In between projects, I've been exploring the second version of the QuarkXPress 7 beta (released March 31 and good till May 2, 2006):
Most of all, I'm enjoying stumbling on various new features that are barely mentioned — if ever —l in the "What's New in QuarkXPress 7" promotional content on Quark's site. I'm not sure why they don't mention these things, if I were them I'd put every damn new feature next to a big fat blinking bullet no matter how minor.
Here's my latest discovery: There's something new you can do with black-and-white or grayscale TIFFs.
A New Picture Setting
Click on a grayscale TIFF in earlier versions of Quark (4, 5, or 6.x), and the Colors palette shows three icons at the top: Frame Color, Picture Color, and Background Color.
In these versions you can colorize grayscales by choosing something other than the default Black for the Picture Color, such as the spot color you're using for your newsletter. The grayscale becomes shades of that second color instead of shades of black. If you change the Background Color from the default White to something else, you can make a fake duotone.
(You can do the same thing in Adobe InDesign by clicking on the image with the Direct Selection tool and choosing a color other than Black, then clicking on it with the Selection tool and choosing a non-white color swatch.)
But in the QuarkXPress 7 beta, when you select a grayscale TIFF, the Colors palette shows *four* icons: Frame Color, Picture Color, Picture Background Color (the new one), and Background Color.
The beta's Help function works, but the new "Picture Background Color" setting is never mentioned by name anywhere inside it, as far as I can tell. (The Help file has a huge "This is a beta Help File!" warning on its splash screen, so we'll assume they'll be fixing this before version 7 actually ships.)
In the Help section titled "Applying color, opacity and shade to pictures," though, there's a hint. It says — without any further explanation or how-to, by the way — that you can now modify the "middle tones of black-and-white and grayscale pictures."
Well, I'm not sure where the middle tones of a black-and-white image would be (I'm guessing wherever you can hear one hand clapping, you'll find them) but no matter, because the rest of it is wrong too. You can't change just the middle tones. Get that intern out of there and let one of the engineers write this section of the Help file!

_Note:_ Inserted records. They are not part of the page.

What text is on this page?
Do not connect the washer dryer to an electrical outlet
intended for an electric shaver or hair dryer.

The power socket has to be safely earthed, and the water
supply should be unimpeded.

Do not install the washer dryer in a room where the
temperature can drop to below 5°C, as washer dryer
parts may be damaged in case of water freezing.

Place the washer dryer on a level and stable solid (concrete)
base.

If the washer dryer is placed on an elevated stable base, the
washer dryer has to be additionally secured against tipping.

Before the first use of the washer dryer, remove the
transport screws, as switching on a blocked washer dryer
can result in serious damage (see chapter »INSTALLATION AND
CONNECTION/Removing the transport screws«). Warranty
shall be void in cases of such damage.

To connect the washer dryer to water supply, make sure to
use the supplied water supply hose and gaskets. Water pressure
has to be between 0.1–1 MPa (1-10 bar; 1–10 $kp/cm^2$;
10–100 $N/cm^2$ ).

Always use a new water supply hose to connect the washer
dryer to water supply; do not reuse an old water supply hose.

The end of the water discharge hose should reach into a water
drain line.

What I'm finding is that the new Picture Background Color icon is what you select when you want to change the light parts of a grayscale from White to some other color — in other words, what Background Color used to be for.
Making a Tritone
In version 7, Background Color now stands on its own. You can have one color apply to all dark tones (Picture Color) in a grayscale, a second color apply to all light tones (Picture Background Color), and a third color apply to the background of the picture box (Background Color). You can't do that in Adobe InDesign.
But how are you supposed to see any background color at all if the Picture Box is filled with image pixels?
Answer: Reduce the opacity of either the Picture Color or the Picture Background Color (or both), and the Background Color will show through, combining with those 2 colors. Remember, that's one of the big new features in QuarkXPress 7, that anytime you apply a color to something, you can change that color's opacity via a slider in the Colors palette. You can set a different opacity for each of these settings, per picture.
So you can make some pretty garish looking tritones out of grayscales in QuarkXPress if you've a mind to. Isn't that great? hahahaha …
Still, I think it's neat that Quark added another setting designers can play with when they want to add some oomph to grayscale images without having to jump into Photoshop. Just … be careful out there.
Opacity Slider for Pictures
By the way, in addition to changing the opacity of the colors you apply to a grayscale TIFF, you can make the TIFF itself partially transparent.
In all your reading of the new features in QuarkXPress 7, do you remember them ever mentioning that you can change the opacity of images as well as individual colors? I don't.
There's no Transparency palette like in InDesign, but the Modify dialog box's Picture panel has an Opacity slider for the picture itself. If you've selected a grayscale TIFF you can also choose a color for the picture here. With a color image selected, only the Opacity slider is accessible.
The Picture Color button in the Colors palette acts the same way: Select a color image you've imported and click the Picture Color icon in the Colors palette. That wakes up the palette's Opacity field, even though the colors listed in the palette are grayed out.
Remember to change the picture box's Background Color to None (from the default White) to see items behind the image show through.